1月名古屋以来のVを決めた花田将司。喜色満面の中、話を聞いてみた。「本当に嬉しいです。今回は3日間、南儀拓海君と一緒のレース、それも味方2回と敵1回という不思議な感じでした」。初日特選で花田が目標にしたのは南儀。「メンバーを見て小野(裕次)君が南儀君に行けると言ってくれて」面識もなく初めて姿を見て言葉を交わした南儀だが、気持ちが伝わってきた。
初連携でも他地区でも関係なし、自分のスタイルを貫き通すのが南儀だ。スタートを決めて突っ張り先行。花田もまくってきた磯川勝裕をけん制し、番手の仕事はキッチリした。「4角を回って抜ける感触はあったんですが、抜けなかった。ただただ、南儀君が強かった」。

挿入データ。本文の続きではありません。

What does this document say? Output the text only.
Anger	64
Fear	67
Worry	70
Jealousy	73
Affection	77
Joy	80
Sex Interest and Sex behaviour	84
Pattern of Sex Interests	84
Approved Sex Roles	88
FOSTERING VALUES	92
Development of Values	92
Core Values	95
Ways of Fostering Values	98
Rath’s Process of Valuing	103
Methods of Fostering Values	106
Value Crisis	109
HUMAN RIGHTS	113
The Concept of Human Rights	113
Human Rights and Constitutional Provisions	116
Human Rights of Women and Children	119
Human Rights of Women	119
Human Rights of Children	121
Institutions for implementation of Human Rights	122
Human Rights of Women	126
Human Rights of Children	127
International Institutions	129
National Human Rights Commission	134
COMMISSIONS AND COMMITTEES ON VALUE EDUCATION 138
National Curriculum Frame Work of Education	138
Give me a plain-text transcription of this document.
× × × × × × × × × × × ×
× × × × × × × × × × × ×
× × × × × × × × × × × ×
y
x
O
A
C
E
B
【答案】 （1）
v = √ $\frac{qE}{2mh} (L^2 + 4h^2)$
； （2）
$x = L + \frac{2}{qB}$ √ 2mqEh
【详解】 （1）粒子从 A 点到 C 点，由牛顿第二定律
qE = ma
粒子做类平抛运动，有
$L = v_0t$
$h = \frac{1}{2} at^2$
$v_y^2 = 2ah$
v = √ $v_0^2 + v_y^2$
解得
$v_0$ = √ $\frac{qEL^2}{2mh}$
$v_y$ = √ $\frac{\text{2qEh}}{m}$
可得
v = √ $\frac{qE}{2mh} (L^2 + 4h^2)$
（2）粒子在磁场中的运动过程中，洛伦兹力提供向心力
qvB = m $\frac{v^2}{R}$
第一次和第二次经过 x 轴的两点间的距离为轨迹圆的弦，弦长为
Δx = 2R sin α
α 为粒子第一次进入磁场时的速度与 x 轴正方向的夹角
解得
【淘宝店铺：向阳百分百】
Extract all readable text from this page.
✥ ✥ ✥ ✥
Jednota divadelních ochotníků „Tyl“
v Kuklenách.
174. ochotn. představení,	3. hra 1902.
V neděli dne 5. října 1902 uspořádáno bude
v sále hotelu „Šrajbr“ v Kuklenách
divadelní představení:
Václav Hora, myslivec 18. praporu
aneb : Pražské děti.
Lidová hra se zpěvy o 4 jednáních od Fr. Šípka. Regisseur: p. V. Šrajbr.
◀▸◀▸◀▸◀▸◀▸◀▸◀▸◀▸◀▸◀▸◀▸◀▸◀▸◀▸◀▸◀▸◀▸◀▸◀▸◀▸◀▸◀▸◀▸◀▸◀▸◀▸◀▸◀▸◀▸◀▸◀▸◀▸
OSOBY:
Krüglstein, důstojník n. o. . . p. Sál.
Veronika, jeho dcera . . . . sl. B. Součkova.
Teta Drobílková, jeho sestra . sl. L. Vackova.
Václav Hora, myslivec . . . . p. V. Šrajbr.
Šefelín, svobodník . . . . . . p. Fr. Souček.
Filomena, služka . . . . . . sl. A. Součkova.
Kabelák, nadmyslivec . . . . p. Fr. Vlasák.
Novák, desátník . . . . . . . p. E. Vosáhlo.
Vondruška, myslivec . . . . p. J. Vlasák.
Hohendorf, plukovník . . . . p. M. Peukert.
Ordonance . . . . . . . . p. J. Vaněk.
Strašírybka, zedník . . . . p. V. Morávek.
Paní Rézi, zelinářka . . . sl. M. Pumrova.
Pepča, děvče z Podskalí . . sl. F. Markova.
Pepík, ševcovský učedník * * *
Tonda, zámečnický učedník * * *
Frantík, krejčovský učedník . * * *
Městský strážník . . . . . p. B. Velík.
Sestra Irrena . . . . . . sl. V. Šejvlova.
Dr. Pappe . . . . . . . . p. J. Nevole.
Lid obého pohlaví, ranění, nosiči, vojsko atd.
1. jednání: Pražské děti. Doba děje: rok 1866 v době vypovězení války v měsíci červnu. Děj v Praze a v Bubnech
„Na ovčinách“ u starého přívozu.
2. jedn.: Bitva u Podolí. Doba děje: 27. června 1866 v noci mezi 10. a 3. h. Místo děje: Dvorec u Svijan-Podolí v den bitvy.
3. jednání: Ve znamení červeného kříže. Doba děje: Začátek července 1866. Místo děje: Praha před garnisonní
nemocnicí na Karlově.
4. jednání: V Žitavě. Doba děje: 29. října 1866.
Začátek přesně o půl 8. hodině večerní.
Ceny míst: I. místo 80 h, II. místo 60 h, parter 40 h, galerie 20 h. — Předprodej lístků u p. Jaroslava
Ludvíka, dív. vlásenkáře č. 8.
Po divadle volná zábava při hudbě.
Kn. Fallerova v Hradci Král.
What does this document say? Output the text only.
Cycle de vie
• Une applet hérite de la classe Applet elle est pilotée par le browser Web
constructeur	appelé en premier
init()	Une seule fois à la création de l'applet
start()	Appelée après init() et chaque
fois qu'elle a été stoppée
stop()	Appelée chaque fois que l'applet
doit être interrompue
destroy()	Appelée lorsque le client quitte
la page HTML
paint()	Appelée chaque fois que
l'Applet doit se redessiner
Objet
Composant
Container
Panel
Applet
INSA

準決は南関の新鋭である丸山留依と連携したが、途中で連結が外れてしまい、さらに丸山が落車。難を逃れた花田が4角から踏み出し、逃げた南儀を捕らえた。迎えた優勝戦は、初日特選同様に南儀の後ろを回る組み合わせ。「初日特選の時はどういうレースをするのか特徴が分かっていなかったけど、2回目はそれが分かっていたので精神的に楽でした」。南儀が別線を一度も出させない先行。花田の横までもまくってくる選手はいない中、余裕の差しきりで見事優勝を飾った。「南儀君は恐ろしい強さでした。今回は連携できたけど、別で戦う方が多いはず。敵として見た場合、凄く脅威になります。それだけ強かったです」と優勝の感激と共に南儀を評した。1月以来の優勝だが、その1月下旬のレース中に落車して左鎖骨を骨折してしまった。その後は「勝ち上がることはできるけど、優勝まで届かない」もどかしい時間が流れた。それだけに感激は大きかった。
最近は自転車に乗る比率を少し下げ、ジムでの肉体強化に力を入れていると言う。「レッグプレスですかね。下半身をもう一度鍛え直しています」とトレーニングメニューを変えながら上を目指している。今年中には、鎖骨に入っているプレートを除去する手術を受ける予定だ。下半身強化の効果も徐々に出始めている。この優勝をきっかけにさらなる高みを狙っていく。